1 – Decisões dos bancos centrais
Estes são os decisores que têm ganho maior dimensão e importância nos últimos anos. O seu papel foi determinante para ultrapassarmos, de uma forma mais consistente, as diferentes crises que surgiram no século XXI, nomeadamente a crise do Subprime e a pandemia do covid.
Numa fase em que o poder político perdeu alguma da sua credibilidade e em que surgem forças políticas mais populistas, quem tem colocado “ordem na casa” têm sido os bancos centrais, embora nem sempre tenham tomado as opções mais acertadas. As suas decisões têm uma influência enorme no rumo da economia global e nas expectativas dos agentes económicos. Em situações de stress, têm tido a capacidade de providenciar liquidez à economia, que é essencial para fomentar o desenvolvimento económico.

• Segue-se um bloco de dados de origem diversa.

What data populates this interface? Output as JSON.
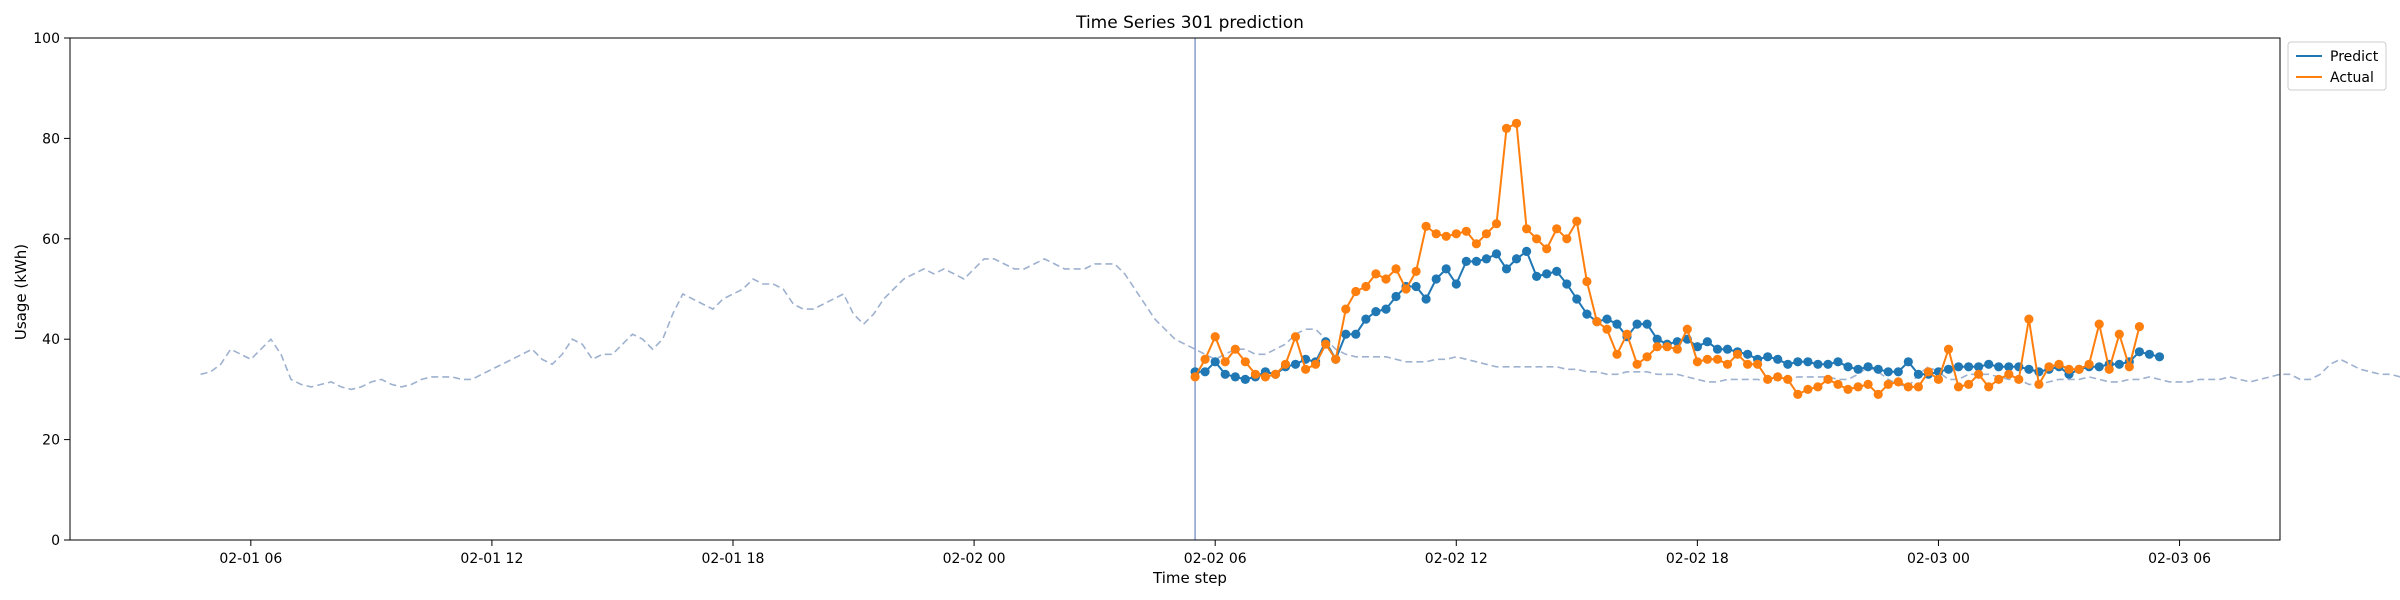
{
  "chart_data": {
    "type": "line",
    "title": "Time Series 301 prediction",
    "xlabel": "Time step",
    "ylabel": "Usage (kWh)",
    "ylim": [
      0,
      100
    ],
    "yticks": [
      0,
      20,
      40,
      60,
      80,
      100
    ],
    "xlim_hours": [
      1.5,
      56.5
    ],
    "x_ticks": [
      {
        "hour": 6,
        "label": "02-01 06"
      },
      {
        "hour": 12,
        "label": "02-01 12"
      },
      {
        "hour": 18,
        "label": "02-01 18"
      },
      {
        "hour": 24,
        "label": "02-02 00"
      },
      {
        "hour": 30,
        "label": "02-02 06"
      },
      {
        "hour": 36,
        "label": "02-02 12"
      },
      {
        "hour": 42,
        "label": "02-02 18"
      },
      {
        "hour": 48,
        "label": "02-03 00"
      },
      {
        "hour": 54,
        "label": "02-03 06"
      }
    ],
    "x_step_hours": 0.25,
    "forecast_start_hour": 29.5,
    "legend_position": "upper-right-outside",
    "grid": false,
    "history": {
      "x_start_hour": 4.75,
      "color": "#9eb1cf",
      "values": [
        33,
        33.5,
        35,
        38,
        37,
        36,
        38,
        40,
        37,
        32,
        31,
        30.5,
        31,
        31.5,
        30.5,
        30,
        30.5,
        31.5,
        32,
        31,
        30.5,
        31,
        32,
        32.5,
        32.5,
        32.5,
        32,
        32,
        33,
        34,
        35,
        36,
        37,
        38,
        36,
        35,
        37,
        40,
        39,
        36,
        37,
        37,
        39,
        41,
        40,
        38,
        40,
        45,
        49,
        48,
        47,
        46,
        48,
        49,
        50,
        52,
        51,
        51,
        50,
        47,
        46,
        46,
        47,
        48,
        49,
        45,
        43,
        45,
        48,
        50,
        52,
        53,
        54,
        53,
        54,
        53,
        52,
        54,
        56,
        56,
        55,
        54,
        54,
        55,
        56,
        55,
        54,
        54,
        54,
        55,
        55,
        55,
        53,
        50,
        47,
        44,
        42,
        40,
        39,
        38,
        37,
        36,
        37,
        38,
        38,
        37,
        37,
        38,
        39,
        41,
        42,
        42,
        40,
        38,
        37,
        36.5,
        36.5,
        36.5,
        36.5,
        36,
        35.5,
        35.5,
        35.5,
        36,
        36,
        36.5,
        36,
        35.5,
        35,
        34.5,
        34.5,
        34.5,
        34.5,
        34.5,
        34.5,
        34.5,
        34,
        34,
        33.5,
        33.5,
        33,
        33,
        33.5,
        33.5,
        33.5,
        33,
        33,
        33,
        32.5,
        32,
        31.5,
        31.5,
        32,
        32,
        32,
        32,
        31.5,
        32,
        32,
        32.5,
        32.5,
        32.5,
        32.5,
        32,
        32,
        33,
        34.5,
        33.5,
        32,
        31,
        30.5,
        33,
        34.5,
        33.5,
        32,
        32,
        33,
        33,
        33,
        32.5,
        32,
        32,
        31,
        31,
        31.5,
        32,
        32,
        32,
        32.5,
        32,
        31.5,
        31.5,
        32,
        32,
        32.5,
        32,
        31.5,
        31.5,
        31.5,
        32,
        32,
        32,
        32.5,
        32,
        31.5,
        32,
        32.5,
        33,
        33,
        32,
        32,
        33,
        35,
        36,
        35,
        34,
        33.5,
        33,
        33,
        32.5,
        32.5,
        33,
        33,
        33
      ]
    },
    "series": [
      {
        "name": "Predict",
        "color": "#1f77b4",
        "x_start_hour": 29.5,
        "values": [
          33.5,
          33.5,
          35.5,
          33,
          32.5,
          32,
          32.5,
          33.5,
          33,
          34.5,
          35,
          36,
          35.5,
          39.5,
          36,
          41,
          41,
          44,
          45.5,
          46,
          48.5,
          50.5,
          50.5,
          48,
          52,
          54,
          51,
          55.5,
          55.5,
          56,
          57,
          54,
          56,
          57.5,
          52.5,
          53,
          53.5,
          51,
          48,
          45,
          43.5,
          44,
          43,
          40.5,
          43,
          43,
          40,
          39,
          39.5,
          40,
          38.5,
          39.5,
          38,
          38,
          37.5,
          37,
          36,
          36.5,
          36,
          35,
          35.5,
          35.5,
          35,
          35,
          35.5,
          34.5,
          34,
          34.5,
          34,
          33.5,
          33.5,
          35.5,
          33,
          33,
          33.5,
          34,
          34.5,
          34.5,
          34.5,
          35,
          34.5,
          34.5,
          34.5,
          34,
          33.5,
          34,
          34.5,
          33,
          34,
          34.5,
          34.5,
          35,
          35,
          35.5,
          37.5,
          37,
          36.5
        ]
      },
      {
        "name": "Actual",
        "color": "#ff7f0e",
        "x_start_hour": 29.5,
        "values": [
          32.5,
          36,
          40.5,
          35.5,
          38,
          35.5,
          33,
          32.5,
          33,
          35,
          40.5,
          34,
          35,
          39,
          36,
          46,
          49.5,
          50.5,
          53,
          52,
          54,
          50,
          53.5,
          62.5,
          61,
          60.5,
          61,
          61.5,
          59,
          61,
          63,
          82,
          83,
          62,
          60,
          58,
          62,
          60,
          63.5,
          51.5,
          43.5,
          42,
          37,
          41,
          35,
          36.5,
          38.5,
          38.5,
          38,
          42,
          35.5,
          36,
          36,
          35,
          37,
          35,
          35,
          32,
          32.5,
          32,
          29,
          30,
          30.5,
          32,
          31,
          30,
          30.5,
          31,
          29,
          31,
          31.5,
          30.5,
          30.5,
          33.5,
          32,
          38,
          30.5,
          31,
          33,
          30.5,
          32,
          33,
          32,
          44,
          31,
          34.5,
          35,
          34,
          34,
          35,
          43,
          34,
          41,
          34.5,
          42.5
        ]
      }
    ]
  }
}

As reuniões dos bancos centrais são cada vez mais esmiuçadas por todos os intervenientes económicos. Para quem investe na economia real ou nos mercados financeiros, é muito importante perceber qual a direção que vai ser seguida pelas autoridades monetárias. A subida das taxas de juro foi uma medida essencial para controlar a inflação, que nesta fase se aproxima dos intervalos pretendidos. A expectativa dos agentes económicos é que as taxas de juro comecem, de uma forma progressiva, a regressar ao normal, de forma que os custos de financiamento baixem e criem um desafogo nas famílias e empresas. Por outro lado, os bancos centrais têm de ter o cuidado para não estimular em demasia a economia e permitir que a inflação fique novamente descontrolada.